Felizmente, porém, fomos os vencedores. E as consequências também não se fizeram esperar. Duarte, pouco depois, em Itajaí, era fragorosamente batido pela vanguarda do exército aliado ao mando do general Flores. Estigarribia, isolado em Uruguaiana, rendia-se sem dar um tiro. Robles era obrigado a retroceder da posição ocupada, e, mais tarde, a evacuar Corrientes.

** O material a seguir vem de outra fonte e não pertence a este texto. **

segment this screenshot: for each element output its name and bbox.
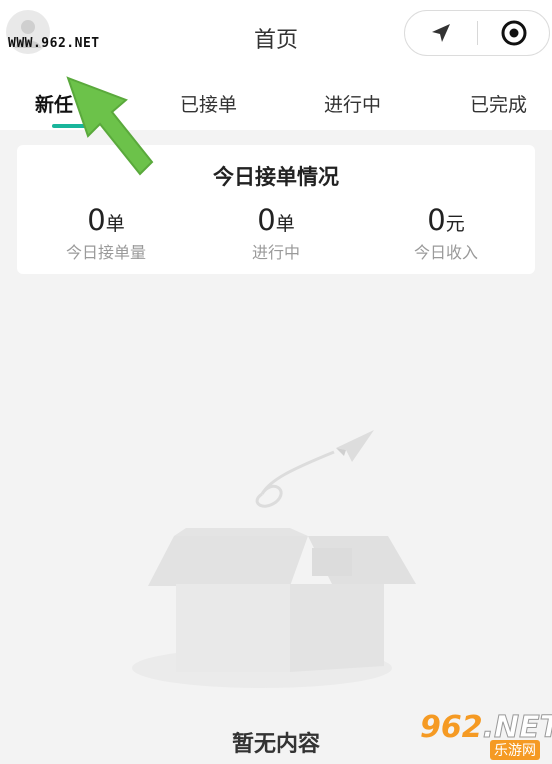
paper-plane-icon	[336, 430, 374, 462]
mini-program-capsule	[404, 10, 550, 56]
watermark-small: 乐游网	[490, 740, 540, 760]
tab-accepted[interactable]: 已接单	[180, 90, 237, 117]
stat-unit: 单	[105, 213, 125, 235]
record-icon	[501, 20, 527, 46]
tab-completed[interactable]: 已完成	[470, 90, 527, 117]
stat-value: 0	[427, 203, 446, 237]
stat-label: 今日收入	[413, 243, 478, 262]
site-logo-watermark: 962.NET 乐游网	[414, 710, 552, 760]
navigation-icon	[432, 24, 450, 42]
stat-value: 0	[257, 203, 276, 237]
watermark-number: 962	[420, 710, 483, 745]
top-header: WWW.962.NET 首页	[0, 0, 552, 74]
stat-label: 进行中	[251, 243, 300, 262]
stat-in-progress[interactable]: 0单 进行中	[191, 203, 361, 263]
stat-value: 0	[87, 203, 106, 237]
location-button[interactable]	[405, 11, 477, 55]
close-button[interactable]	[478, 11, 550, 55]
stat-unit: 元	[445, 213, 465, 235]
stat-label: 今日接单量	[65, 243, 146, 262]
annotation-arrow-icon	[66, 76, 154, 176]
stat-today-orders[interactable]: 0单 今日接单量	[21, 203, 191, 263]
empty-box-icon	[132, 430, 416, 688]
stat-unit: 单	[275, 213, 295, 235]
stat-today-income[interactable]: 0元 今日收入	[361, 203, 531, 263]
tab-in-progress[interactable]: 进行中	[324, 90, 381, 117]
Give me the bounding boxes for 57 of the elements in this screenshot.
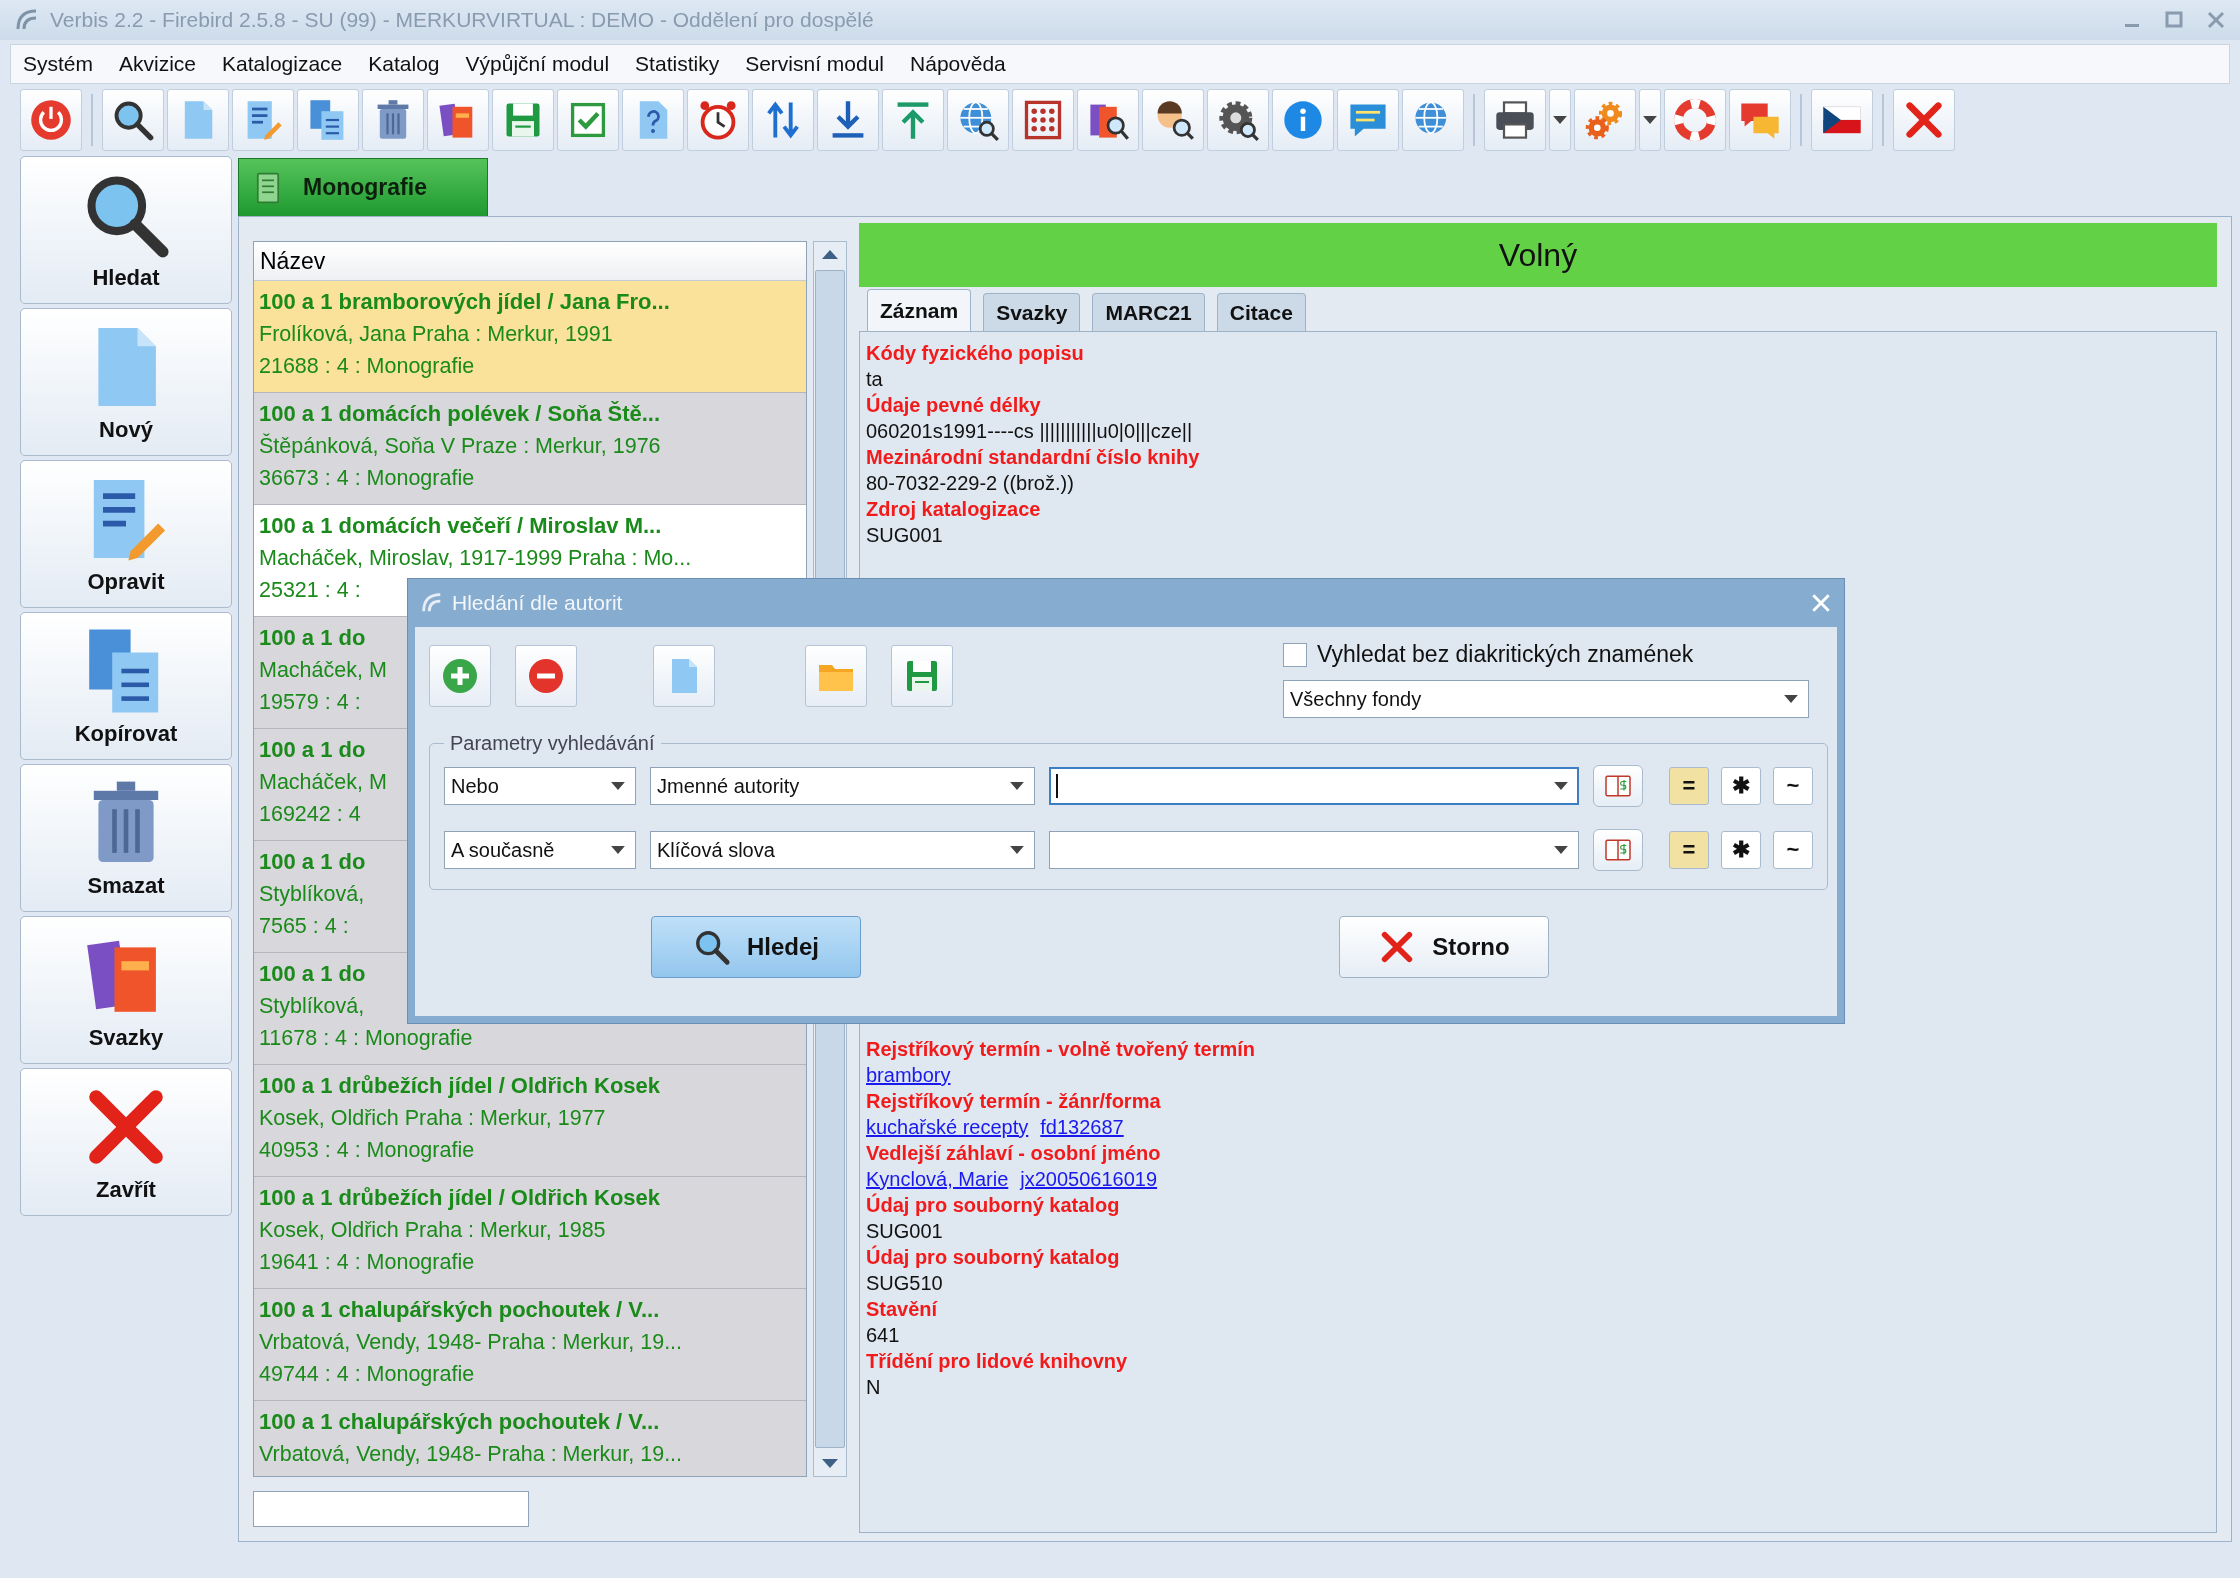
field-value: ta bbox=[866, 367, 883, 392]
book-title: 100 a 1 domácích večeří / Miroslav M... bbox=[259, 512, 662, 540]
record-info: 49744 : 4 : Monografie bbox=[259, 1361, 475, 1388]
author-line: Styblíková, bbox=[259, 993, 365, 1020]
record-info: 7565 : 4 : bbox=[259, 913, 349, 940]
book-title: 100 a 1 do bbox=[259, 960, 366, 988]
author-line: Vrbatová, Vendy, 1948- Praha : Merkur, 19... bbox=[259, 1329, 683, 1356]
field-label: Vedlejší záhlaví - osobní jméno bbox=[866, 1141, 1161, 1166]
dialog-title: Hledání dle autorit bbox=[452, 591, 623, 615]
record-info: 25321 : 4 : bbox=[259, 577, 361, 604]
field-value: 80-7032-229-2 ((brož.)) bbox=[866, 471, 1074, 496]
field-value: 060201s1991----cs |||||||||||u0|0|||cze|| bbox=[866, 419, 1193, 444]
book-title: 100 a 1 do bbox=[259, 736, 366, 764]
record-info: 21688 : 4 : Monografie bbox=[259, 353, 475, 380]
field-value: N bbox=[866, 1375, 881, 1400]
tab-label: Monografie bbox=[303, 174, 427, 201]
field-label: Rejstříkový termín - žánr/forma bbox=[866, 1089, 1161, 1114]
author-line: Kosek, Oldřich Praha : Merkur, 1977 bbox=[259, 1105, 606, 1132]
author-line: Vrbatová, Vendy, 1948- Praha : Merkur, 19... bbox=[259, 1441, 683, 1468]
record-info: 19641 : 4 : Monografie bbox=[259, 1249, 475, 1276]
record-info: 19579 : 4 : bbox=[259, 689, 361, 716]
field-value: SUG001 bbox=[866, 523, 943, 548]
author-line: Macháček, M bbox=[259, 769, 387, 796]
book-title: 100 a 1 chalupářských pochoutek / V... bbox=[259, 1296, 660, 1324]
book-title: 100 a 1 drůbežích jídel / Oldřich Kosek bbox=[259, 1072, 661, 1100]
record-info: 40953 : 4 : Monografie bbox=[259, 1137, 475, 1164]
field-value: 641 bbox=[866, 1323, 900, 1348]
checkbox-label: Vyhledat bez diakritických znamének bbox=[1317, 641, 1694, 668]
record-info: 36673 : 4 : Monografie bbox=[259, 465, 475, 492]
book-title: 100 a 1 domácích polévek / Soňa Ště... bbox=[259, 400, 661, 428]
status-banner: Volný bbox=[859, 223, 2217, 287]
author-line: Štěpánková, Soňa V Praze : Merkur, 1976 bbox=[259, 432, 661, 460]
book-title: 100 a 1 bramborových jídel / Jana Fro... bbox=[259, 288, 670, 316]
book-title: 100 a 1 chalupářských pochoutek / V... bbox=[259, 1408, 660, 1436]
book-title: 100 a 1 do bbox=[259, 848, 366, 876]
book-title: 100 a 1 drůbežích jídel / Oldřich Kosek bbox=[259, 1184, 661, 1212]
record-info: 11678 : 4 : Monografie bbox=[259, 1025, 473, 1052]
field-value: SUG510 bbox=[866, 1271, 943, 1296]
field-label: Zdroj katalogizace bbox=[866, 497, 1041, 522]
field-label: Mezinárodní standardní číslo knihy bbox=[866, 445, 1200, 470]
field-label: Údaj pro souborný katalog bbox=[866, 1192, 1120, 1218]
field-label: Údaj pro souborný katalog bbox=[866, 1244, 1120, 1270]
author-line: Styblíková, bbox=[259, 881, 365, 908]
field-label: Rejstříkový termín - volně tvořený termín bbox=[866, 1037, 1255, 1062]
author-line: Frolíková, Jana Praha : Merkur, 1991 bbox=[259, 321, 613, 348]
book-title: 100 a 1 do bbox=[259, 624, 366, 652]
field-label: Údaje pevné délky bbox=[866, 392, 1041, 418]
field-value: SUG001 bbox=[866, 1219, 943, 1244]
group-label: Parametry vyhledávání bbox=[449, 732, 656, 755]
field-label: Kódy fyzického popisu bbox=[866, 341, 1084, 366]
record-info: 169242 : 4 bbox=[259, 801, 361, 828]
window-title: Verbis 2.2 - Firebird 2.5.8 - SU (99) - MERKURVIRTUAL : DEMO - Oddělení pro dospělé bbox=[50, 8, 874, 32]
field-label: Třídění pro lidové knihovny bbox=[866, 1349, 1128, 1374]
author-line: Macháček, M bbox=[259, 657, 387, 684]
author-line: Kosek, Oldřich Praha : Merkur, 1985 bbox=[259, 1217, 606, 1244]
author-line: Macháček, Miroslav, 1917-1999 Praha : Mo... bbox=[259, 545, 692, 572]
field-label: Stavění bbox=[866, 1297, 938, 1322]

A batalha naval do Riachuelo, portanto, considerada sob o ponto de vista das consequências políticas imediatas, teve uma importância decisiva sobre a sorte de toda a campanha. Sob o ponto de vista militar sua importância foi ainda mais decisiva, porquanto destruímos o poder naval adversário continuando com o domínio pleno de toda a navegação fluvial.


 
 
(bandeira imperial do Brasil)

Resta a descrição da batalha. Esta, porém, está tão viva, no espírito e no coração dos brasileiros, que fora supérfluo aqui rememorá-la. Basta dizer que os feitos dos que nela se empenharam de nossa parte — desde o chefe ao menos graduado dos tripulantes constituem exemplo e padrão de orgulho para as gerações que se sucedem. Barroso, Pedro Affonso, Hoonholtz, Greenhalgh, Marcilio Dias são hoje figuras lídimas de heróis não apenas do Brasil, senão do próprio continente sul-americano!”

 


 

 
 
 
Fonte: PRADO MAIA. Através da História Naval Brasileira. São Paulo: Companhia Editora      Nacional. Edição 1936.